Given the nature of the problems and the vast diversity of contexts, this will require multi-pronged and experimental approaches. It is useful to start with existing structures and see how they can be leveraged to build on these reforms. The Primary Agriculture Credit Societies (PACS), FPOs, existing APMC mandis, existing contract farming companies, and so on have to become critical anchors in this journey. They all need to be co-opted, instead of trying to create new alternative platforms and infrastructures, unless exceptional circumstances demand. Besides, there will have to be sufficient tolerance for failures, and alertness to spot successes and commitment to scale successful ideas.

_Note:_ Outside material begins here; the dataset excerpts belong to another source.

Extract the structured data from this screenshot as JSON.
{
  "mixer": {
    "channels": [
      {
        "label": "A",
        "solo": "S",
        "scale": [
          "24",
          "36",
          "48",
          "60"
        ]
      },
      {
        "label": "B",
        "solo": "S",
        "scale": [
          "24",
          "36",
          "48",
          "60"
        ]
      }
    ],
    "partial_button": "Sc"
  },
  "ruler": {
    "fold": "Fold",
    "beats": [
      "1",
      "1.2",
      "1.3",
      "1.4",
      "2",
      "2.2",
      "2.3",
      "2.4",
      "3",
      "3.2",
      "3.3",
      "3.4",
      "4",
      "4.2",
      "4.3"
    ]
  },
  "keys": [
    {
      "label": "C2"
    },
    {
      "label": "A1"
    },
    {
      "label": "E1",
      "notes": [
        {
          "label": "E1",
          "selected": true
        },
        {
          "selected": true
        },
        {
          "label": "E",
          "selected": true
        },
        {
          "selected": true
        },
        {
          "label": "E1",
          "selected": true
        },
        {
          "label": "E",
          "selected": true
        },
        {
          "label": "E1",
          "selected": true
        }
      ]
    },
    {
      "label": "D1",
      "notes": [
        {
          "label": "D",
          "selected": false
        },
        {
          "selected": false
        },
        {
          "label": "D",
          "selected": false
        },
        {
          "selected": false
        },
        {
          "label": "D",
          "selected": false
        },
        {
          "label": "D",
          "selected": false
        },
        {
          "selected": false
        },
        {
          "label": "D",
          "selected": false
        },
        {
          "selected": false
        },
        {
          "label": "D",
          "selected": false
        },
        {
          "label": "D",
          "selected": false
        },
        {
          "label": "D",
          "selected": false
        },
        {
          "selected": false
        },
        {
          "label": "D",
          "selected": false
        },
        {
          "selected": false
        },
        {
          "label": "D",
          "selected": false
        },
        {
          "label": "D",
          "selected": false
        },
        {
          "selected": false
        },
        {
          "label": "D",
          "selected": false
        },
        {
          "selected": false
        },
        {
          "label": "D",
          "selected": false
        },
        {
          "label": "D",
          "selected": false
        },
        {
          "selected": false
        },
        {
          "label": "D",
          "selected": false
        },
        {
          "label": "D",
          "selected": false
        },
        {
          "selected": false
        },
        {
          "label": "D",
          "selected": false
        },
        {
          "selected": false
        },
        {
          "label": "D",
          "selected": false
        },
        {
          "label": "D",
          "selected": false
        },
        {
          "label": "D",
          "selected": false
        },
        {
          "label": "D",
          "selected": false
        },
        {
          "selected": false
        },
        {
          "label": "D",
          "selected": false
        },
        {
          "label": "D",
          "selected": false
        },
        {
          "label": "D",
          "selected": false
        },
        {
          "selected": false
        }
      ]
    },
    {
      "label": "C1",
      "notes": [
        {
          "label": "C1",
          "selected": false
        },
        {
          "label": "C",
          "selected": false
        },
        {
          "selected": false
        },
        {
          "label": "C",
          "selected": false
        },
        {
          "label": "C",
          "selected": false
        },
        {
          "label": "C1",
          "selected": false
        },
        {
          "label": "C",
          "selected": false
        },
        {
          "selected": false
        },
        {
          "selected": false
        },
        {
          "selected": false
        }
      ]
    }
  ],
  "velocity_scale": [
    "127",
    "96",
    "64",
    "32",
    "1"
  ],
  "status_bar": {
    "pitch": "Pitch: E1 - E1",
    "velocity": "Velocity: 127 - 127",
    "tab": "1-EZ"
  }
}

In this context, a rare example of informed public commentary on agriculture market reforms comes from former NABARD Chairman Harsh Bhanwala and Nirupam Mehrotra. One of the suggestions is to develop and increase efficiency of existing agriculture marketing pathways,
During Covid-19, the ability of FPOs to deliver was demonstrated successfully in some states. So, we have a proof of concept to work on quickly. It would be a fallacy to just provide these grassroots farmer-level institutions only standalone infrastructure like storage capacity. What should be envisaged is linking up through various interventions — from logistics and digital mode to the value chain. The government had, under the Mission for Integrated Development of Horticulture (MIDH), identified 78 Bagwani clusters. In these clusters, FPOs can be linked with the value chain and export markets. Many FPOs are already conducting activity/commodity-specific trades. Essentially, while building this alternative structure, one should also envision the role it can play in building up an alternative price discovery mechanism. These institutions can be linked to commodity stock exchanges (spot markets), and alternative price discovery can happen, as opposed to the APMC route. As the size of this route increases, it would lead to an effective price discovery mechanism. This route is organically nearer to a National Markets Platform, as opposed to APMCs and even the eNAM, which is housed in (or a part of) APMCs.Another suggestion is on moving beyond the MSP by subsidising access to commodities options,
Another viable option is to explore how one can move beyond minimum support price (MSP) as a mechanism to offer remunerative prices. Commodity options could be one such realistic measure for the government. Essentially, there are basically two types of options — call and put options. Buyers of “put” options have the right but not the obligation to sell, or make a delivery, at a predetermined price and date. Therefore, a put option could be used to advantage by farmers. If a farmer buys a put option of a commodity he produces, he locks in his profit by paying a premium. This premium could be partially or fully subsidised by the government.The point about public subsidy on price of the options is interesting and perhaps one way to get FPOs start engaging with the commodities market. It could work well for some products and for FPOs in certain regions.
Debashis Basu has another suggestion,
The solution is for the NITI Aayog to select some of these states for a pilot project and get on board a few large business groups (Reliance, ITC, Mahindra, and others have enormous knowledge and can scale up quickly). Make them compete with each other to get the most modern technology at Indian costs, all with the ultimate vision of connecting the Indian farmer to the global market. This experiment must have positive feedback loops, embedded in the design, allowing sensible course corrections.
In short, agriculture sector requires reform by allowing million flowers to bloom and building bonds of credibility and trust across different market participants. And develop the system and capacity to learn from emergent evidence and scale successful practices.